YOLOV4网络结构搭建

一、基本的卷积块Conv + BN + Mish

#---------------------------------------------------#
#   卷积块 -> 卷积 + 标准化 + 激活函数
#   Conv2d + BatchNormalization + Mish
#---------------------------------------------------#
class BasicConv(nn.Module): #定义一个基本的卷积块
    def __init__(self, in_channels, out_channels, kernel_size, stride=1):
        super(BasicConv, self).__init__()

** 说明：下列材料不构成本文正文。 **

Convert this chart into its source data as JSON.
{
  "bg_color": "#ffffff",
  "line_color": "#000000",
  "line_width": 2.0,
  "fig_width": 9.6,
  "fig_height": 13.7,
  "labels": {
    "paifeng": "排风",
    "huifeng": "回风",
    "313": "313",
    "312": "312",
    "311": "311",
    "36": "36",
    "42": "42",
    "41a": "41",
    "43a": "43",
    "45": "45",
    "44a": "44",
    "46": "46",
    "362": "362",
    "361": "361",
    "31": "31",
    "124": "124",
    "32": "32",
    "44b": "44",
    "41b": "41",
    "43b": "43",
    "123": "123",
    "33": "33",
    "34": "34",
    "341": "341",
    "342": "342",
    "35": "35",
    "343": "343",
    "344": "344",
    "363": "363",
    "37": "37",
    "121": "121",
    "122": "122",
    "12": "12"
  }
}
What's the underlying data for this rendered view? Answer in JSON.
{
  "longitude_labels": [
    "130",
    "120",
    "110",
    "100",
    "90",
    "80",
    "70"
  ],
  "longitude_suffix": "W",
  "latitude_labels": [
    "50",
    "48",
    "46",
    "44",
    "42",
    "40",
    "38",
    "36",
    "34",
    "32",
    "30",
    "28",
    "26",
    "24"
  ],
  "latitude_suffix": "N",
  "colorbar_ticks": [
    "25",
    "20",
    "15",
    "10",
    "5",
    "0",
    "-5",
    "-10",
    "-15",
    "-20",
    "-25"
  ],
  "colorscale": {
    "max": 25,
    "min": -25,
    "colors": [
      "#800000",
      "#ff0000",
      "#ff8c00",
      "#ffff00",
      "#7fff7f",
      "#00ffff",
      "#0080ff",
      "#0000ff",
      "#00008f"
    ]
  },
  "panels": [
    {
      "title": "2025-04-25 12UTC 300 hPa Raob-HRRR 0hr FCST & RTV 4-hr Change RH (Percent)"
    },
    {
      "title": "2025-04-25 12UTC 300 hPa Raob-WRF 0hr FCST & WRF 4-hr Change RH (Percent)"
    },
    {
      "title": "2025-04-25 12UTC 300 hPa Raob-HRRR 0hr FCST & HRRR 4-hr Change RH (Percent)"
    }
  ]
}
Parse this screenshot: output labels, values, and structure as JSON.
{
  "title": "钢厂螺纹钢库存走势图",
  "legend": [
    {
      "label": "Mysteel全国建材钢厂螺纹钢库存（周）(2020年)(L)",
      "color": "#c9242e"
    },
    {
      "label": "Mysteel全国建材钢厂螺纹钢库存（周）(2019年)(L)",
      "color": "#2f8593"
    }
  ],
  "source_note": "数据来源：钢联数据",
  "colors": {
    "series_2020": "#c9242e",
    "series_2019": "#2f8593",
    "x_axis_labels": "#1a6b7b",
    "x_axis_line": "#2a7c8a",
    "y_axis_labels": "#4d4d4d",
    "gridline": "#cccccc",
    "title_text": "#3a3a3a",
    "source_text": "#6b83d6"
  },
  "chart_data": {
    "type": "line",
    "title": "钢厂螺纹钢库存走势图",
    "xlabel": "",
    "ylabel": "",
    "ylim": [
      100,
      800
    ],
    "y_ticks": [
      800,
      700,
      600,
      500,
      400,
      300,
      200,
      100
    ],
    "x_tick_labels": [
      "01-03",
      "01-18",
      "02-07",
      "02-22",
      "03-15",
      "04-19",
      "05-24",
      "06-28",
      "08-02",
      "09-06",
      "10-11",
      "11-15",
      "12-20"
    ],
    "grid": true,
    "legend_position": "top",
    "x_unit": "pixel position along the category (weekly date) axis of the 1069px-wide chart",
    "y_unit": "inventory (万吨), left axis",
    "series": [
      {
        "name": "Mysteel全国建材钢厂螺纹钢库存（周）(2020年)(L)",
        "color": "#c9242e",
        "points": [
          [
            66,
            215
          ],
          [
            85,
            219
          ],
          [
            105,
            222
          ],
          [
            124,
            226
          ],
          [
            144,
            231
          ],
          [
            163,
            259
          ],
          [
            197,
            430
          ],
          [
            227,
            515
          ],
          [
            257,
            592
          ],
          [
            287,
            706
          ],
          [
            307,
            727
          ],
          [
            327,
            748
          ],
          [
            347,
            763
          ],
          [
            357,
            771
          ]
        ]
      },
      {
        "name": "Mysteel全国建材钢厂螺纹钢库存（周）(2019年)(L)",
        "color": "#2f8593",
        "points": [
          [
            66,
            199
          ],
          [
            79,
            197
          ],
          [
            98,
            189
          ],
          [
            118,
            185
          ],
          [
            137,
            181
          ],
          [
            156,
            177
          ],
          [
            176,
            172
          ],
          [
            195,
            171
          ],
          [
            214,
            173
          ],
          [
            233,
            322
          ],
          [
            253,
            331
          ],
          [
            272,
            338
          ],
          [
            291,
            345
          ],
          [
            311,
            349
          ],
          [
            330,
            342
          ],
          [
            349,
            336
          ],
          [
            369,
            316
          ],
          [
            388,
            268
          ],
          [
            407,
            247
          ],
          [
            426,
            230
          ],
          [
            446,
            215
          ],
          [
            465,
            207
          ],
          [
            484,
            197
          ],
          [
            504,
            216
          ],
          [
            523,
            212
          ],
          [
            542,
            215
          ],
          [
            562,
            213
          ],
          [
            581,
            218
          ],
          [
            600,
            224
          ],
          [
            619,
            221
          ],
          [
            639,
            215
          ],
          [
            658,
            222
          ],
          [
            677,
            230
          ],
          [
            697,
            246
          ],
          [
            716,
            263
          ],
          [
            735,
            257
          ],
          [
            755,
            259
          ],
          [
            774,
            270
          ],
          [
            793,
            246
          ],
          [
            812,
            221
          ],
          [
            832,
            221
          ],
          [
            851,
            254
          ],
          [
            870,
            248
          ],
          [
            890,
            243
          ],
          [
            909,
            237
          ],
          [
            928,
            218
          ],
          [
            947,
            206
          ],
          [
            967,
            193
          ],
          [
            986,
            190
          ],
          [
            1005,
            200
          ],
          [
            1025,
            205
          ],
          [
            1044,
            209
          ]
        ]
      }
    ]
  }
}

        self.conv = nn.Conv2d(in_channels, out_channels, kernel_size, stride, kernel_size//2, bias=False)
        self.bn = nn.BatchNorm2d(out_channels)
        self.activation = Mish()

    def forward(self, x):
        x = self.conv(x)
        x = self.bn(x)
        x = self.activation(x)
        return x

 二、残差块

#---------------------------------------------------#
#   CSPdarknet的结构块的组成部分
#   内部堆叠的残差块
#---------------------------------------------------#
class Resblock(nn.Module):
    def __init__(self, channels, hidden_channels=None):
        super(Resblock, self).__init__()

        '''这里设置hidden_channels就是为了应对DownSample1中的残差块,DownSample1残差块中
        两个卷积的通道数是不一样的,而其他DownSample残差块中卷积的通道数是一样的'''
        if hidden_channels is None:
            hidden_channels = channels

        self.block = nn.Sequential(
            BasicConv(channels, hidden_channels, kernel_size=1),
            BasicConv(hidden_channels, channels, kernel_size=3)
        )

    def forward(self, x):
        return x + self.block(x)

三、CSPDarknet53网络结构

k代表卷积核的大小,s代表步距,c代表通过该模块输出的特征层channels

1、DownSample模块

#--------------------------------------------------------------------#
#   CSPdarknet的结构块(DownSample模块)
#   首先利用ZeroPadding2D和一个步长为2x2的卷积块进行高和宽的压缩
#   然后建立一个大的残差边shortconv、这个大残差边绕过了很多的残差结构
#   主干部分会对num_blocks进行循环,循环内部是残差结构
#   对于整个CSPdarknet的结构块,就是一个大残差块+内部多个小残差块
#   传入参数first是用来判断是否是第一个DownSample模块,第一个DownSample模块与后面几个略有不同
#--------------------------------------------------------------------#
class Resblock_body(nn.Module):
    def __init__(self, in_channels, out_channels, num_blocks, first):
        super(Resblock_body, self).__init__()
        #----------------------------------------------------------------#
        #   利用一个步长为2x2的卷积块进行高和宽的压缩
        #----------------------------------------------------------------#
        self.downsample_conv = BasicConv(in_channels, out_channels, 3, stride=2)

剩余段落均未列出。